Named by FIFA as the greatest footballer of the 20th century, Pele was honoured by the sport's governing body, which flew flags at half-mast outside their Zurich headquarters. He will later be interred in a private ceremony following the conclusion of the public viewing.
Santos' press office said some 5,000 journalists from all over the world had been accredited to cover the wake of the only man to win the World Cup three times as a player, who also scored more than 1,000 goals for Santos. Several authorities are expected to attend the memorial, including newly sworn-in Brazilian President Luiz Inacio Lula da Silva, Vice President Geraldo Alckmin - a longtime Santos supporter.
Sao Paulo state military police said in a statement they had prepared a special operation called the "King Pele Operation" to ensure public order. "I'll be here all day, 24 hours, from 10 am to 10 am." fan Roberto Santos said. "Pele deserves it".
Gianni Infantino mocked over baffling FIFA World Cup statement
The latest criticism of Infantino comes after a peculiar speech he gave during the World Cup in Qatar. Asked about the treatment of migrant workers who built the stadiums used for the event, Infantino's attempt to show solidarity with marginalised groups in society was widely considered to have fallen completely flat.

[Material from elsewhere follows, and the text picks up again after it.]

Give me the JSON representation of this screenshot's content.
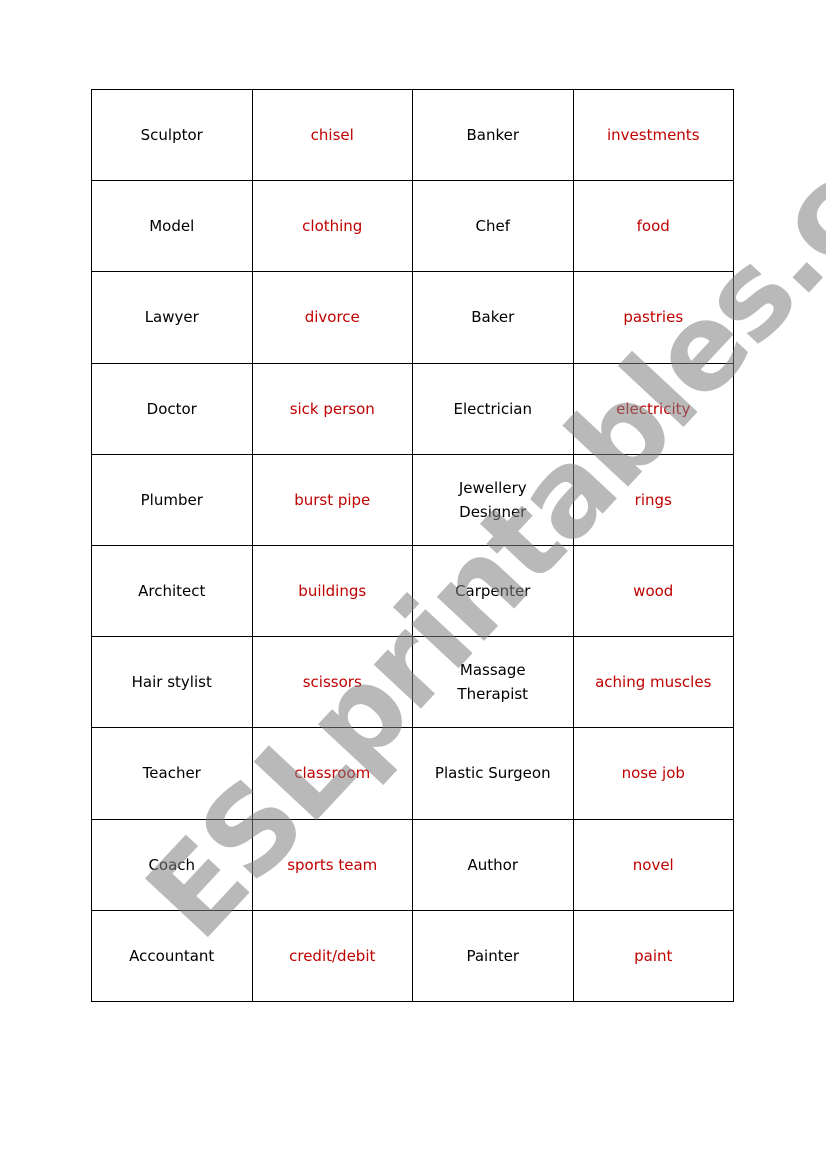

Labelling critics of Qatar 'hypocrites', Infantino pointed to the last 3000 years of European history as proof the broader Western world was out of place in criticising the Middle Eastern nation for their socially conservative policies. Homosexuality is forbidden in Qatar, which has sparked protests from a number of teams including the Socceroos, while the nation has also been heavily criticised for its extensive use and alleged mistreatment of thousands of migrant workers recruited to build the eight stadiums required for the tournament.
“Today I feel Qatari, today I feel Arab, today I feel African, today I feel gay, today I feel disabled, today I feel a migrant worker,” he said." I’m not Qatari, African, gay, disabled and I’m not really a migrant worker but I know what it means to be discriminated and bullied, as a foreign in a foreign country, as a child at school I was bullied because I had red hair and freckles. I was bullied for that. There are 1 billion disabled people in the world … and nobody cares.”
The Telegraph chief football correspondent, Jason Burt, penned at the time that the FIFA president's speech read like it had been prepared by the host nation, and that it was 'delusional'.
“If that did not leave his and Fifa’s credibility shot for anyone with a conscience, then Infantino made sure it was with a speech that sounded like it was scripted by the Qatari authorities,” he wrote. “If that wasn’t enough, it was delivered with a level of staggering delusion and also an irritation that betrayed his inflated arrogance.”